Alabama First Congressional District

POLITICO is out this morning with a critique of the AL-01 GOP primary. The D.C.-based media outlet says the race illustrates the “GOP identity crisis” taking place nationally.

Some of the key paragraphs from the article are below.

A Nov. 5 runoff for the state’s vacant 1st District is emerging as a proxy fight pitting those who argue that the GOP should embrace a conventional, mainstream approach aimed at appealing to a broad spectrum of voters and those who favor a hard-hitting, bombastic approach that excites the conservative base.

On one side of the divide is Bradley Byrne, a former state senator and lawyer. An unsuccessful 2010 gubernatorial candidate, he presents himself as a pragmatic-minded friend of the business community. A former Democrat, Byrne switched parties in 1997 while serving on the state Board of Education.

On the other side is Dean Young, a real estate investor and bomb-thrower who’s said that he’s “against homosexuals pretending like they’re married” and who’s called for President Barack Obama’s impeachment. His most prominent backer is Alabama Supreme Court Justice Roy Moore, who is best known for refusing to implement a federal judge’s orders to remove a monument of the Ten Commandments from the state Supreme Court building. He’s also won the support of Sharron Angle, the tea party lightning rod who failed to unseat Senate Majority Leader Harry Reid in 2010.

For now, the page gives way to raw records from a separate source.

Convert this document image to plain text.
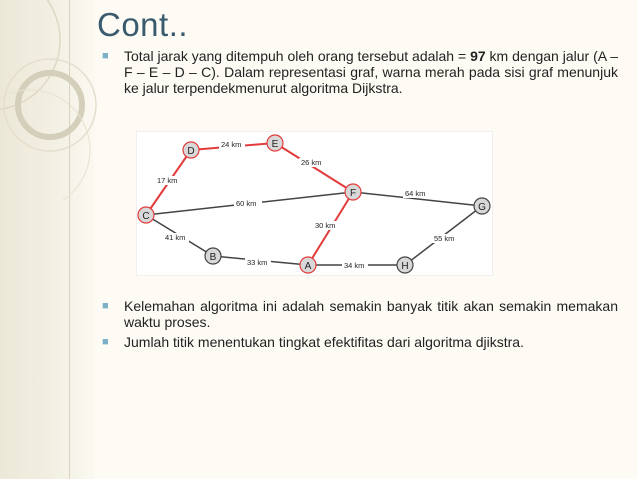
Cont..
■ Total jarak yang ditempuh oleh orang tersebut adalah = 97 km dengan jalur (A – F – E – D – C). Dalam representasi graf, warna merah pada sisi graf menunjuk ke jalur terpendekmenurut algoritma Dijkstra.
24 km
26 km
17 km
60 km
64 km
30 km
41 km
33 km	34 km
55 km
D
E
F
C
G
B
A	H
■ Kelemahan algoritma ini adalah semakin banyak titik akan semakin memakan waktu proses.
■ Jumlah titik menentukan tingkat efektifitas dari algoritma djikstra.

POLITICO’s Alex Isenstadt writes that, “with little to separate the two candidates ideologically, the race is more about style than substance.” He says that Byrne is working to cast Young as “mean-spirited” and “controversial.”

“There’s a way to do things in a way that’s successful and not successful,” Byrne said in an interview. “My opponent can get up and be bombastic, but that doesn’t get results.”

“There are a lot of people in this district who are conservative people,” he said. “But they’re not mean people.”

Young, on the other hand, is painting Byrne as the establishment candidate.

“It’s going to be a crystal-clear choice,” Young said in an interview. “He’s a lawyer and a former Democrat, and I’m a businessman and a conservative Republican. I don’t know how more different it could be for the people of south Alabama.”

POLITICO believes that Byrne could struggle to excite the base in a low-turnout runoff, while Young’s challenge is expanding his reach outside of social conservatives.

The toned-down Byrne faces a challenge in motivating voters in what’s certain to be a low-turnout runoff. To do so, he’s stressing his conservative credentials, such as his clashes with the state’s powerful teachers union during his tenure as chancellor of the state’s community college system.

Young has the opposite problem: While his socially conservative supporters are fervent about his candidacy, his reach is narrower.

Victory in the AL-01 GOP primary is tantamount to election in the Republican-leaning district, which Romney won in 2012 with 60 percent of the vote. Election day is Nov. 5.